Tetta C, Mariano F, Buades J, Ronco C, Wratten M L, Camussi G
Clinical and Laboratory Research Department, Bellco, Mirandola (Modena), Italy.
Am J Kidney Dis. 1997 Nov;30(5 Suppl 4):S57-65. doi: 10.1016/s0272-6386(97)90543-6.
Sepsis can be considered a systemic inflammatory response syndrome (SIRS) caused by infection. When an excessive and/or persistent activation of humoral and cellular mechanisms of host defense is present, an exaggerated and generalized activation of inflammatory mechanisms can lead to a multiple organ dysfunction syndrome. Mediators thought to be involved in this syndrome include the major plasma cascade systems (complement, coagulation, and fibrinolytic systems) and soluble cell-derived mediators (cytokines, reactive oxygen species, platelet-activating factor (PAF), arachidonic acid metabolites, and nitric oxide and related compounds). Several findings indicate that among these mediators, PAF may exert an important role in the pathophysiology of septic shock. Evidence is accumulating that in human sepsis this scenario is far more complicated and that removal of inflammatory mediator excess from plasma, rather than blockade of their potentially beneficial local production, might provide a rationale for the use of continuous renal replacement therapy (CRRT). There is an emerging view that CRRT should be considered in the light of broader concept (ie, the use of blood purification for the treatment of sepsis). Recent studies, performed in an experimental model of continuous arteriovenous hemofiltration with exogenous PAF, demonstrated that polysulfone membranes can adsorb substantial amounts of biologically active PAF. These studies also showed that the removal of this mediator occurs by a two-step process involving early adsorption followed by ultrafiltration. Although the removal of cytokines, such as tumor necrosis factor-alpha (TNF-alpha), remains controversial, mainly because of differences in membrane used, operational conditions, and inter- and intra-assay variability, the crucial point is that no evidence has yet been given to show real benefit from CRRT in significantly reducing the plasma concentration of cytokines. The net advantage of CRRT, however, may not only be the removal of cytokines per se, but also the simultaneous elimination of cytokine-inducing substances. Experimental and human studies will be discussed as to whether extracorporeal treatments may remove an excess of circulating cytokines, either by increasing the turnover rate (the so-called high-volume hemofiltration), or by using sorbent systems to regenerate plasma filtrate.

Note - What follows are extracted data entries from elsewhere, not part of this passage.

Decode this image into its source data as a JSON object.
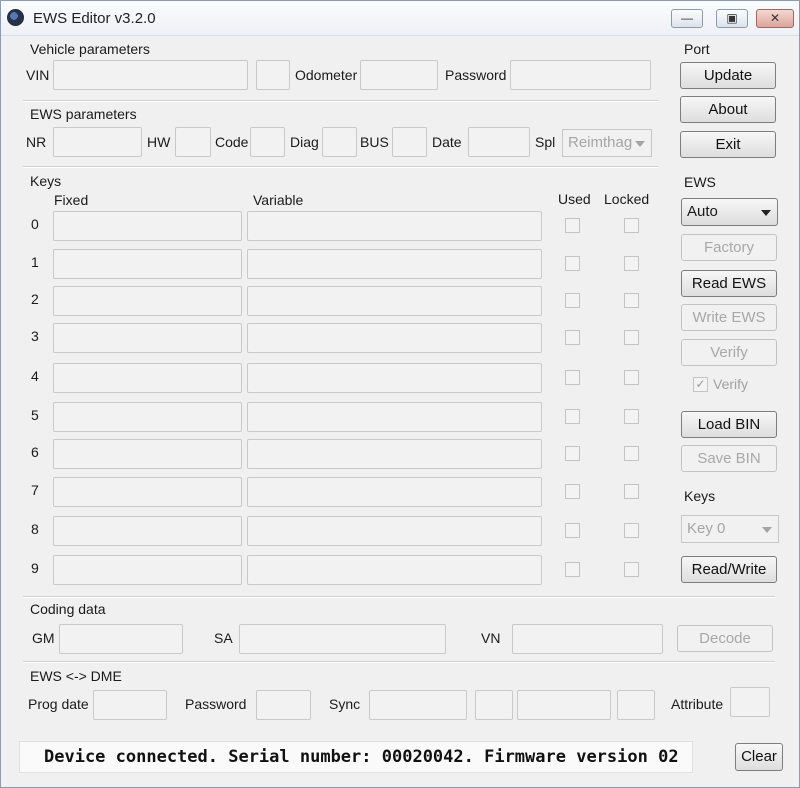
{
  "window": {
    "title": "EWS Editor v3.2.0",
    "min": "—",
    "max": "▣",
    "close": "✕"
  },
  "vehicle": {
    "section_label": "Vehicle parameters",
    "vin_label": "VIN",
    "odometer_label": "Odometer",
    "password_label": "Password"
  },
  "ews_params": {
    "section_label": "EWS parameters",
    "nr_label": "NR",
    "hw_label": "HW",
    "code_label": "Code",
    "diag_label": "Diag",
    "bus_label": "BUS",
    "date_label": "Date",
    "spl_label": "Spl",
    "spl_value": "Reimthag"
  },
  "keys": {
    "section_label": "Keys",
    "col_fixed": "Fixed",
    "col_variable": "Variable",
    "col_used": "Used",
    "col_locked": "Locked",
    "rows": [
      "0",
      "1",
      "2",
      "3",
      "4",
      "5",
      "6",
      "7",
      "8",
      "9"
    ]
  },
  "right_panel": {
    "port_label": "Port",
    "update": "Update",
    "about": "About",
    "exit": "Exit",
    "ews_label": "EWS",
    "ews_mode": "Auto",
    "factory": "Factory",
    "read_ews": "Read EWS",
    "write_ews": "Write EWS",
    "verify": "Verify",
    "verify_check_label": "Verify",
    "verify_checked": true,
    "load_bin": "Load BIN",
    "save_bin": "Save BIN",
    "keys_label": "Keys",
    "key_select": "Key 0",
    "read_write": "Read/Write"
  },
  "coding": {
    "section_label": "Coding data",
    "gm_label": "GM",
    "sa_label": "SA",
    "vn_label": "VN",
    "decode": "Decode"
  },
  "ews_dme": {
    "section_label": "EWS <-> DME",
    "prog_date_label": "Prog date",
    "password_label": "Password",
    "sync_label": "Sync",
    "attribute_label": "Attribute"
  },
  "status": {
    "text": "Device connected. Serial number: 00020042. Firmware version 02",
    "clear": "Clear"
  }
}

脓毒症可被视为由感染引起的全身炎症反应综合征(SIRS)。当宿主防御的体液和细胞机制出现过度和/或持续激活时,炎症机制的过度和全身性激活可导致多器官功能障碍综合征。被认为参与该综合征的介质包括主要的血浆级联系统(补体、凝血和纤溶系统)和可溶性细胞衍生介质(细胞因子、活性氧、血小板活化因子(PAF)、花生四烯酸代谢产物以及一氧化氮和相关化合物)。多项研究结果表明,在这些介质中,PAF可能在感染性休克的病理生理学中发挥重要作用。越来越多的证据表明,在人类脓毒症中,情况要复杂得多,从血浆中清除过量的炎症介质,而非阻断其潜在有益的局部产生,可能为使用连续性肾脏替代治疗(CRRT)提供理论依据。一种新出现的观点认为,应从更广泛的概念(即使用血液净化治疗脓毒症)来考虑CRRT。最近在外源性PAF的持续性动静脉血液滤过实验模型中进行的研究表明,聚砜膜可吸附大量具有生物活性的PAF。这些研究还表明,这种介质的清除通过两步过程发生,包括早期吸附,随后是超滤。尽管细胞因子如肿瘤坏死因子-α(TNF-α)的清除仍存在争议,主要原因在于所用膜的差异、操作条件以及测定间和测定内的变异性,但关键在于尚无证据表明CRRT在显著降低细胞因子血浆浓度方面具有实际益处。然而,CRRT的净优势可能不仅在于细胞因子本身的清除,还在于同时清除细胞因子诱导物质。将讨论实验和人体研究,以探讨体外治疗是否可通过提高周转率(即所谓的高容量血液滤过)或使用吸附剂系统再生血浆滤液来清除过量的循环细胞因子。